Ahmad, 59, who has been confined to a wheelchair since being hit by a drunk driver in 1998, believes he escaped the hail of bullets because the gunman was focused on other targets.
“This guy was shooting one person two, three times, probably that gave some time for us to move out.”
Ahmad, who was a butcher but now sells homeopathy products, did not see his wife when he left the mosque and only learned of her death after someone photographed her body.
“Her picture was out in the social media, so somebody showed me the picture and I identified quite easily.”

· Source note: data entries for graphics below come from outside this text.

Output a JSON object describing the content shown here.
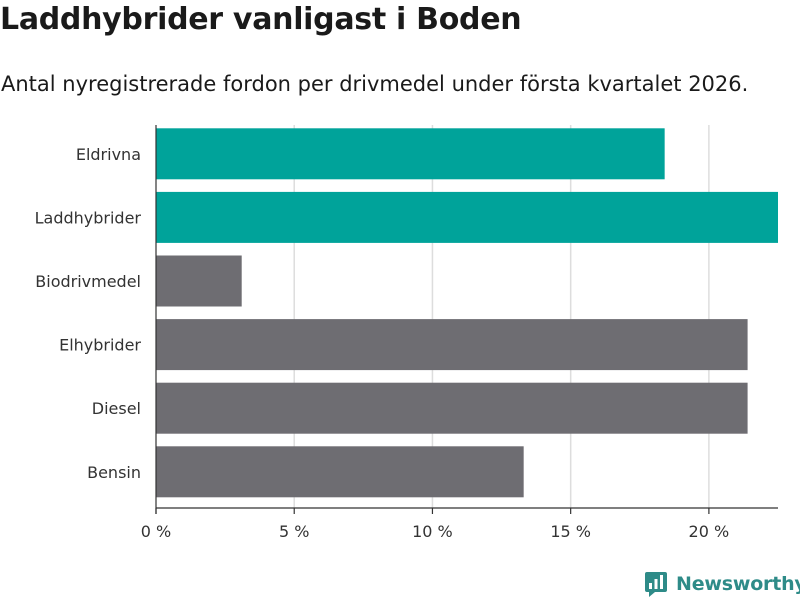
{
  "header": {
    "title": "Laddhybrider vanligast i Boden",
    "subtitle": "Antal nyregistrerade fordon per drivmedel under första kvartalet 2026."
  },
  "brand": {
    "name": "Newsworthy",
    "icon": "newsworthy-logo-icon",
    "color": "#2e8b88"
  },
  "colors": {
    "highlight": "#00a39a",
    "default": "#6e6d72",
    "grid": "#dddddd",
    "axis": "#333333"
  },
  "chart_data": {
    "type": "bar",
    "orientation": "horizontal",
    "title": "Laddhybrider vanligast i Boden",
    "subtitle": "Antal nyregistrerade fordon per drivmedel under första kvartalet 2026.",
    "xlabel": "",
    "ylabel": "",
    "xlim": [
      0,
      22.5
    ],
    "grid": true,
    "categories": [
      "Eldrivna",
      "Laddhybrider",
      "Biodrivmedel",
      "Elhybrider",
      "Diesel",
      "Bensin"
    ],
    "values": [
      18.4,
      22.5,
      3.1,
      21.4,
      21.4,
      13.3
    ],
    "highlighted": [
      true,
      true,
      false,
      false,
      false,
      false
    ],
    "ticks": [
      0,
      5,
      10,
      15,
      20
    ],
    "tick_labels": [
      "0 %",
      "5 %",
      "10 %",
      "15 %",
      "20 %"
    ]
  }
}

Australian suspect Brenton Tarrant has yet to enter a plea in the single murder charge brought against him so far. A self-professed white supremacist he flashed a white power symbol in court on Sunday. His meandering “manifesto” is filled with racist vitriol, detailing two years of planning for the massacre.
Ahmad on Sunday faced the difficult task of formally identifying his wife’s body and claim her effects.
Soft spoken, his eyes heavy with grief, he spoke fondly of his wife.
If he were able to sit down with the suspected mass murderer, he said he would encourage him to rethink his outlook on life.